# Please provide honest and blunt feedback about my band!



## MRPJH (Sep 5, 2013)

Hey guys, 
I am new to this thread. Didn't know where else to post. Story goes, my band gets sort of mixed opinions when feedback is provided. Most of these people are friends, we'd like to get some constructive and honest feedback from people who don't know us or haven't heard us before, both musicans and non musicians! Please check us out and share your thoughts! If you can elaborate, it would be much appreciated! 
Thanks! Rock on


----------



## that short guy (Sep 5, 2013)

I'll check this out tonight when I get home. so until then here's a free bump


----------



## that short guy (Sep 5, 2013)

I'm gonna be honest I've never really been into that kind of music so take what I'm about to say with as that. but I can say for what it was the music sounded decent... I really didn't like your singer though. Sorry not trying to be rude since music is all a matter of taste and this one wasn't my cup of tea. but here's a bump so hopefully someone else will come in and say something


----------



## riffer_madness (Sep 5, 2013)

Post a link too please. On my phone and embedded stuff doesn't show up...


----------



## MRPJH (Sep 5, 2013)

Thank you! You were not rude at all! That's what we are looking for sincere, unbiased feedback! whether positive or negative! 

Thanks


----------



## MRPJH (Sep 5, 2013)




----------



## Mike (Sep 6, 2013)

Monotone vocalist needs to go. Other vocals aren't that great either. Instruments are fine and dandy.

Sorry if you're one of the vocalists, but you asked.


----------



## MRPJH (Sep 6, 2013)

Mracz, thank you! No need to apologize, we need to know! all feedback! thanks!


----------



## Sam Scarrott (Sep 16, 2013)

Watched the first video. The song feels aimless, the syncopation of the main Gtr/bass riff is generic and could use some thought to make it more interesting. If you are going to use vocal lines without much of a melodic feel then there needs to be something else to it to make it good, like brilliant lyrics (can't here them in the video) or good rhythmic ideas. There were some good moments and I think in terms of actually playing you guys are just fine, and you have a great drummer who pulls the performance together. I would just put a little more thought into the composition process. Hope it goes well


----------



## Leuchty (Sep 16, 2013)

I found the only "bad" thing was the backup singing in the first video.

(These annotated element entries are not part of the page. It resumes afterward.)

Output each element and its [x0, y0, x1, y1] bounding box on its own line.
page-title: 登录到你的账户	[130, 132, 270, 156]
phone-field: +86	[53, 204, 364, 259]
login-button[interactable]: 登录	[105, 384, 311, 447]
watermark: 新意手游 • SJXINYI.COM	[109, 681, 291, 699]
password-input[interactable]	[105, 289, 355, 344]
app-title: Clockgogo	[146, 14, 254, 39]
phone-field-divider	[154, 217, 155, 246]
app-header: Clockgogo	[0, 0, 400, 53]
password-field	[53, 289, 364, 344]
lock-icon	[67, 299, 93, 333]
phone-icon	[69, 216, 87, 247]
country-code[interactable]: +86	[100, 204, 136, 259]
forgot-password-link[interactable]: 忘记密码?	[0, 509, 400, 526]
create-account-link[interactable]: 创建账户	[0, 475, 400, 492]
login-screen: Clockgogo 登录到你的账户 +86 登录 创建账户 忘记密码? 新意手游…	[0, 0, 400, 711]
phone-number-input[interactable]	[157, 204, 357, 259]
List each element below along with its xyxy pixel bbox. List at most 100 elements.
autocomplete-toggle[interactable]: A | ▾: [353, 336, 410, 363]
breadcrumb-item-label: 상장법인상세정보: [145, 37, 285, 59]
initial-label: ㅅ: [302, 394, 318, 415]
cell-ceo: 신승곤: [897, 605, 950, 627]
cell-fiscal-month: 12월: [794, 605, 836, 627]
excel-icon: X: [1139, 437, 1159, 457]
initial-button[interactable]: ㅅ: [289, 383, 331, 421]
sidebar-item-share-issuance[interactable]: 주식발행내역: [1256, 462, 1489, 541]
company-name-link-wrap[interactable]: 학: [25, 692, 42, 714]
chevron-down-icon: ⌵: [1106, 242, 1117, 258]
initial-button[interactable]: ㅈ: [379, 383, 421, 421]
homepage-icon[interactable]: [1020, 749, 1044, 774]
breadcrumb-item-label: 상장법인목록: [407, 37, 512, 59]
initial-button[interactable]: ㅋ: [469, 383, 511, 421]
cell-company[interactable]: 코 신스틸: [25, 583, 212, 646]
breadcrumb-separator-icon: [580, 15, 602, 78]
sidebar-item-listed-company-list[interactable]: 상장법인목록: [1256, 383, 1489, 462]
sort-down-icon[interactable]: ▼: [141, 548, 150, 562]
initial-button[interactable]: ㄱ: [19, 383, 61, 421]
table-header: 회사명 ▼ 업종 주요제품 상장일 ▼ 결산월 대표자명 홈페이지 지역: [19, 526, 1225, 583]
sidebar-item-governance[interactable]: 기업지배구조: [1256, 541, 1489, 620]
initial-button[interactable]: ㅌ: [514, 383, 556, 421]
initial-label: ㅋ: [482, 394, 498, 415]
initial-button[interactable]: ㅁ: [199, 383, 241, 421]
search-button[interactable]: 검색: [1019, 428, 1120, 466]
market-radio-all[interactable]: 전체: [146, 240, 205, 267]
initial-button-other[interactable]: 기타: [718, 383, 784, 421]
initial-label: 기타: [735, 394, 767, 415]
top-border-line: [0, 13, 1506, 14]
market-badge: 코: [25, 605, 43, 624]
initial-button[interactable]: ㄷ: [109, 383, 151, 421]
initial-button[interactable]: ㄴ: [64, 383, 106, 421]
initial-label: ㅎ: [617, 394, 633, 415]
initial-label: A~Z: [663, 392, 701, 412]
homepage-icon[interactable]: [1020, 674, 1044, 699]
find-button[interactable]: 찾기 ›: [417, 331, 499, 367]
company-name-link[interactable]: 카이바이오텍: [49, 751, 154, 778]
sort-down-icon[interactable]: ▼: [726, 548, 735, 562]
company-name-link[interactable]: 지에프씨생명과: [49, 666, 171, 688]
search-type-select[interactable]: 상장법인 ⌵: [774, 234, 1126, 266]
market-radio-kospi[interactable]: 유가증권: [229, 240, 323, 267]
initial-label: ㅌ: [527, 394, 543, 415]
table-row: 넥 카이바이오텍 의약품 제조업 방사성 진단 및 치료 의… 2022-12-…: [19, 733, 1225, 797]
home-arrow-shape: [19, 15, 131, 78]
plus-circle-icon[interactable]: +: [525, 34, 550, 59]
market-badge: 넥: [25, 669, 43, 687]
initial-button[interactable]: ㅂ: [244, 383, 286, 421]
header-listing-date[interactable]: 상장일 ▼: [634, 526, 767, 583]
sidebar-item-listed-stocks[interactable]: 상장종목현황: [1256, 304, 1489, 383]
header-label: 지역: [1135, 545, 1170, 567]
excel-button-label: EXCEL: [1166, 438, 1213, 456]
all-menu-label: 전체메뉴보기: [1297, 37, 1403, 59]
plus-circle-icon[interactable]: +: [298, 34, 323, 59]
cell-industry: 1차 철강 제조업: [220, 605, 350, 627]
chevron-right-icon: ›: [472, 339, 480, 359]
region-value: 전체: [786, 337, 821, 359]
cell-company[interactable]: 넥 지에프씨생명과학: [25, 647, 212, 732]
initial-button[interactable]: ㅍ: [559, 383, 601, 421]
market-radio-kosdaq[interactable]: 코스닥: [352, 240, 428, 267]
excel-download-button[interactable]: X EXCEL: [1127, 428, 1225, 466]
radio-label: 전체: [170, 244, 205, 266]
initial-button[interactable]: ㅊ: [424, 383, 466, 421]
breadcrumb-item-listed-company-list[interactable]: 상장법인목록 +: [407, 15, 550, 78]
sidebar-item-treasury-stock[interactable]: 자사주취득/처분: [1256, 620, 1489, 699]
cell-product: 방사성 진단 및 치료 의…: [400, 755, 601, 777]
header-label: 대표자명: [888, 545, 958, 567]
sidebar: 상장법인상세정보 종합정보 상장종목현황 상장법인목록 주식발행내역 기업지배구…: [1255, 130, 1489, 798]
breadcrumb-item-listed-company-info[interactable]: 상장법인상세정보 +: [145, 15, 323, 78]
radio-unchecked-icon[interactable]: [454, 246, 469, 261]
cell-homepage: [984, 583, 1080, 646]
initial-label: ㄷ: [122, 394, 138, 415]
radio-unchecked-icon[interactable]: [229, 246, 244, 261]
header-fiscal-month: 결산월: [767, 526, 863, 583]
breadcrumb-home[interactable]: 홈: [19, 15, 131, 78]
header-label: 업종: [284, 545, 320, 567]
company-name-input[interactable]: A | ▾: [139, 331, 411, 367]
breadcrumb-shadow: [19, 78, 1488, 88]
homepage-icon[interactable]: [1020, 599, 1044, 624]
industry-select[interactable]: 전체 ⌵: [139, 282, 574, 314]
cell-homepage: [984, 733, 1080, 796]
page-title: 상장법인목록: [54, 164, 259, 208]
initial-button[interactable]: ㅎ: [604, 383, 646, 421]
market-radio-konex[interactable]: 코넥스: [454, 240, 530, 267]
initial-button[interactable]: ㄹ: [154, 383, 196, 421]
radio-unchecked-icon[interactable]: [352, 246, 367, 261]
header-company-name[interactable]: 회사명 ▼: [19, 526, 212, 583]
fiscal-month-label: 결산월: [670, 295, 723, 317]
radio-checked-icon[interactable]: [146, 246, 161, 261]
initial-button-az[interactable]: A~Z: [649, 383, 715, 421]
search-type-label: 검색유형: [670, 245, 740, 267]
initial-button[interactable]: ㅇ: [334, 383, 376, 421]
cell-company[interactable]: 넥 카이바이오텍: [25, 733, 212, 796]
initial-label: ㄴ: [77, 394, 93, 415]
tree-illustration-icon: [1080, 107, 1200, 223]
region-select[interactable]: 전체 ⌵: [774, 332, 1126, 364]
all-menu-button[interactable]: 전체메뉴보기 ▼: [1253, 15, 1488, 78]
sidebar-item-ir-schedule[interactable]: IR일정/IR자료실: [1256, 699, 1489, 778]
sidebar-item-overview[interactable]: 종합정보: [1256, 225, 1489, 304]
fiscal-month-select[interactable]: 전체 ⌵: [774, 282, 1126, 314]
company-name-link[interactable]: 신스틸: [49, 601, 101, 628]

I think it's all pretty solid. Songs do get a little repetitive though... Through some solos in there!


----------



## Rev2010 (Sep 17, 2013)

CYBERSYN said:


> I found the only "bad" thing was the backup singing in the first video.



 I'm sorry to say, the backing vocals were painful to listen to. Hey, you asked us to be blunt OP, just being honest. The main singer wasn't so good either and his Rickroll dancing/swaying thing was just way awkward.

The music is decent, you guys can play obviously but the guitarist's (you?) playing could be a little tighter in that second vid. Of course I'll add it's really hard to judge by a live cam Youtube vid since the sound is echoey and distant. Do you have any non-live recordings? Could probably give a better opinion then. You guys are on the right track but mainly need to focus on the vocals I'd guess.


Rev.


----------



## Hyacinth (Sep 18, 2013)

Definitely not the type of music I listen to, but it sounds good. I've definitely heard much worse local bands. The vocals work for the type of music you're going for. I liked how your live sound wasn't just an absolute clusterfvck of noise like so many other local bands out there.


----------